Why did I get the silent treatment?
I was awake, typing some work and also chatting with fellow nocturnal beings like me when the first landed. It was sudden the way that initial smell hit my nose and almost threw me into instant whole body system shut down.
Quick, I held my breath, counting one; okan, two; eeji… to pass the time. When I thought it safe again, I resumed work.
Then sister Becq readjusted on the bed and…
Let’s just say this silent orchestra continued unabated for more than thirty minutes with just enough intervals for man to survive.
When I had had enough, I figured, if I am asleep, maybe I won’t be so affected. I decided to leave it to God to protect me while I slept.
I was meant to use the toilet just before going to sleep but while I was trying to arrange the bed, my lady woke up and without so much as a glance at me, entered the bathroom/toilet and before I could say Jack and Rose of Titanic, she had shot up violent farts into the toilet, accompanied by whatever your imaginations tell you.
Worthy of note, the only thing separating the toilet from the room is one pink layer of curtain which on other ‘safe’ days is enough.
But, not that night. The gases emanating from that other side of the curtain divide were out of this world.
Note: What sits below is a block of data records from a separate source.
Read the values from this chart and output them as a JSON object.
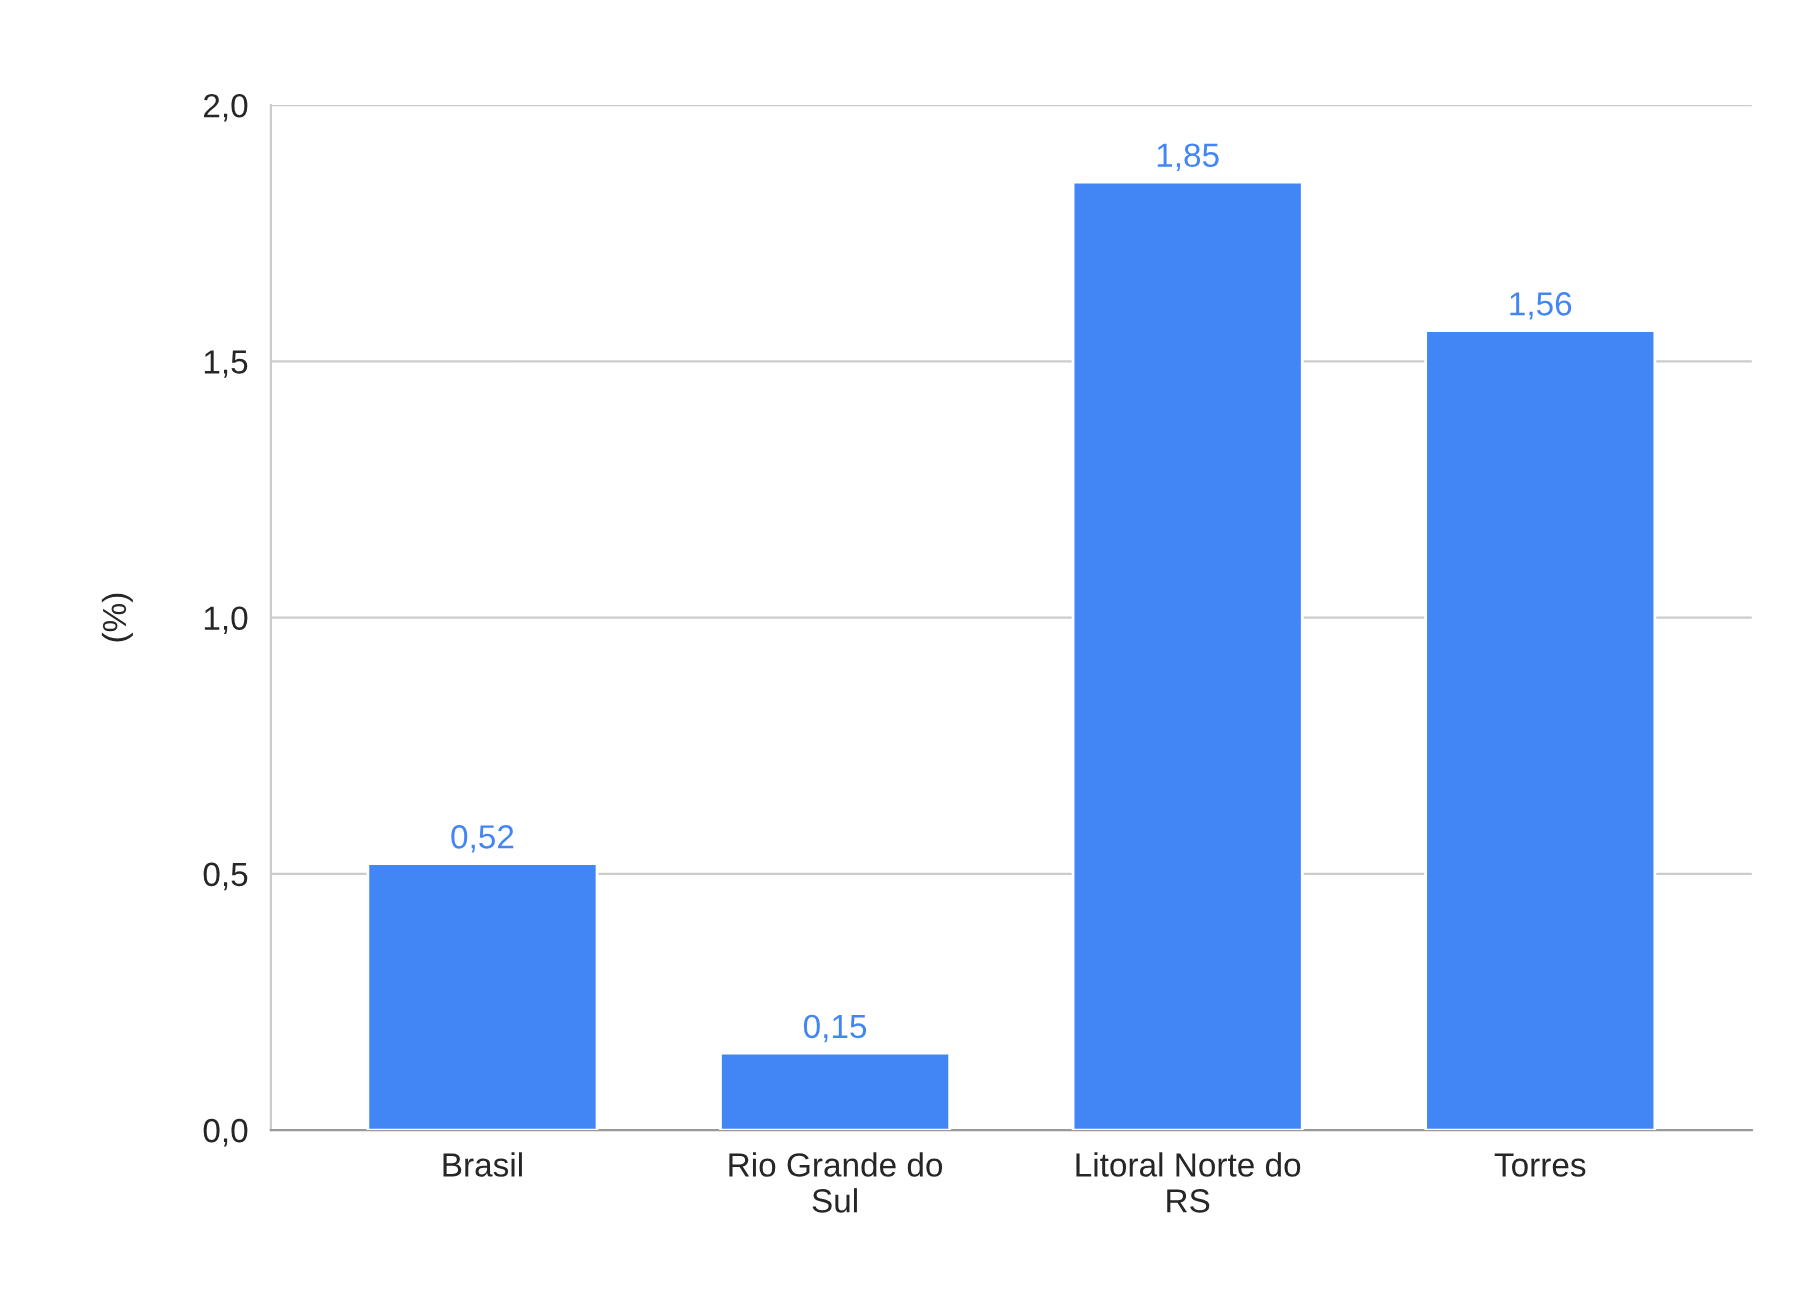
{
  "chart_data": {
    "type": "bar",
    "ylabel": "(%)",
    "categories": [
      "Brasil",
      "Rio Grande do\nSul",
      "Litoral Norte do\nRS",
      "Torres"
    ],
    "values": [
      0.52,
      0.15,
      1.85,
      1.56
    ],
    "value_labels": [
      "0,52",
      "0,15",
      "1,85",
      "1,56"
    ],
    "color": "#4285f4",
    "ylim": [
      0,
      2.0
    ],
    "yticks": [
      {
        "value": 0,
        "label": "0,0"
      },
      {
        "value": 0.5,
        "label": "0,5"
      },
      {
        "value": 1.0,
        "label": "1,0"
      },
      {
        "value": 1.5,
        "label": "1,5"
      },
      {
        "value": 2.0,
        "label": "2,0"
      }
    ],
    "grid": "y"
  }
}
And when she was done, she flushed, staggered back to the room and went a-snoring the instant she hit the bed.
Was I to still enter that place? I contemplated this for a long time.
Indeed, fear had descended upon me for I wondered if my spirit, soul and body could bear it. But, I needed to pee.
So, kitted up, wrapping my wrapper around my head to cover my nose and mouth, ready to dash in and dash out, I stepped beyond the pink curtain and…
Que sera, sera, I could as well have just gone in without the boko haram-ish turban.
*** In Our Family ***
Patricia is a hen in our house. Suleimon is a cockerel. Then there are two unnamed others, hen and cockerel. These four, I refer to as, “Patricia and the Three Idiots”.
Their story is longer than I can put here and maybe someday, I will.
But for now, suffice to say, if they survive this Christmas, they should count themselves lucky.
Patricia can live though. That one still has some ounce of smart in it. I think.